Sitting at a table in the corner of a cafeteria in the rebuilt Pentagon wing--the same cafeteria Carden crawled through on all fours, her hand tight around the belt of Lt. Col. Robert Grunewald, the man she credits with saving her life--Carden said the people of DCSPER live in her thoughts every day. And she could not go on without them but for the job she believes in now more fervently than ever.

Like half a dozen others who worked in DCSPER, Carden, the unit’s assistant executive officer, is a civilian with close connections to the military. A native of rural Tennessee who is married to a retired Army colonel and has used her job to travel the world, she says she has found a home in the pace, purpose and honesty of the military life. She said that, like many other civilians at the Pentagon, she is inspired by the example and dedication she sees around her. That’s what pushes her to work 12-hour days, eat at her desk, do without breaks.

On Friday, Carden was in fine form, hugging new co-workers one moment, complaining about her desk setup and computer software the next. Her toughness emerged when she realized the reconstructed conference room from which she and eight others had fled the inferno was now lacking an escape route.
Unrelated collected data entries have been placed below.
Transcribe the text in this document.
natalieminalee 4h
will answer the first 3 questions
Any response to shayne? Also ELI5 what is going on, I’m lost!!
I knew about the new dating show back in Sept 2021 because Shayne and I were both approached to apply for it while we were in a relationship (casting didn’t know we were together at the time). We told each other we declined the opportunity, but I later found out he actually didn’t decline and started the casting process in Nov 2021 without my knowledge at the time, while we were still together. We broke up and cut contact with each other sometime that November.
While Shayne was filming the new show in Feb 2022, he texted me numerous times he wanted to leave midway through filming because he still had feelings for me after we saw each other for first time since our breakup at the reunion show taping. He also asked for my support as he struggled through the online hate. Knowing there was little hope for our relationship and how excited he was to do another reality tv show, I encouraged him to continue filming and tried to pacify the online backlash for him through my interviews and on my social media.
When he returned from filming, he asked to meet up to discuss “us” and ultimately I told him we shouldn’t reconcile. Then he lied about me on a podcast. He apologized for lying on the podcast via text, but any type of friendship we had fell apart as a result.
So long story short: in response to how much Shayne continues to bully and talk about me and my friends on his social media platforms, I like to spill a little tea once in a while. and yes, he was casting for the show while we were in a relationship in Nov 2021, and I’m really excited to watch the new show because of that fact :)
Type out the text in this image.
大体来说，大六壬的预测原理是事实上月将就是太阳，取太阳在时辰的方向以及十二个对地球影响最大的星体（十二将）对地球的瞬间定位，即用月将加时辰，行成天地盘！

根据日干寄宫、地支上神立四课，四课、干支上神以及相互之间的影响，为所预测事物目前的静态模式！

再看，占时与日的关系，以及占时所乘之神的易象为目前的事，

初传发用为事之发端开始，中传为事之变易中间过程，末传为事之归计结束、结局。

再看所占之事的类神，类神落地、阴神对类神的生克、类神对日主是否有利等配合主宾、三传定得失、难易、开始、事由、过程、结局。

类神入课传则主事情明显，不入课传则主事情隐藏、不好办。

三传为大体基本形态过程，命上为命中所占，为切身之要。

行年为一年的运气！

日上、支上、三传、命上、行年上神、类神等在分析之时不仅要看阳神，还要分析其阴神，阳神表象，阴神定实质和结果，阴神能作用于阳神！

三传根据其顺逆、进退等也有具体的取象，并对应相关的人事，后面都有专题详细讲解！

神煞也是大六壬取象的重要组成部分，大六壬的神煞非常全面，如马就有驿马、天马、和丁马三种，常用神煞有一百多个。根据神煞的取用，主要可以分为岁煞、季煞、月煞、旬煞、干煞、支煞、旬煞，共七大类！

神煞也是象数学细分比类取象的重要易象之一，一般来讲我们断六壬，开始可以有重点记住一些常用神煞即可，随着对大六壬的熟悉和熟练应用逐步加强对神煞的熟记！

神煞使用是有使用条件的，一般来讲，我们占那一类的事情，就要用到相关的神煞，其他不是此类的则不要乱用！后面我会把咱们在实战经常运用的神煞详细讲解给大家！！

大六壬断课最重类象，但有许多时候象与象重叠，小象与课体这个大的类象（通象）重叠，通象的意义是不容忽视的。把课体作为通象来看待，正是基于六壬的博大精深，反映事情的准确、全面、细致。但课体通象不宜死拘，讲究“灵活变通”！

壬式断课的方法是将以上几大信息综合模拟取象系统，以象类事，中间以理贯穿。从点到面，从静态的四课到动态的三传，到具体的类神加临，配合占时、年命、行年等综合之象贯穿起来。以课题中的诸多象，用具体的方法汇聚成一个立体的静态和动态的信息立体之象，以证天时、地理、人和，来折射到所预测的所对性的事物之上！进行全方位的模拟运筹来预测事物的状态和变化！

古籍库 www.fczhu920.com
“There are nine people who owe their lives to a second door, and [the builders] will not put in a second door,” she said, literally jumping in her frustration.

“I said to those guys, ‘Why the heck didn’t you build a second door?’ They said to me, ‘Well, it meets the fire code, it meets the fire code.’ Well, it doesn’t meet my own personal code. I tell you, I’ve threatened to bring in an ax and position it at this wall so I’m ready.”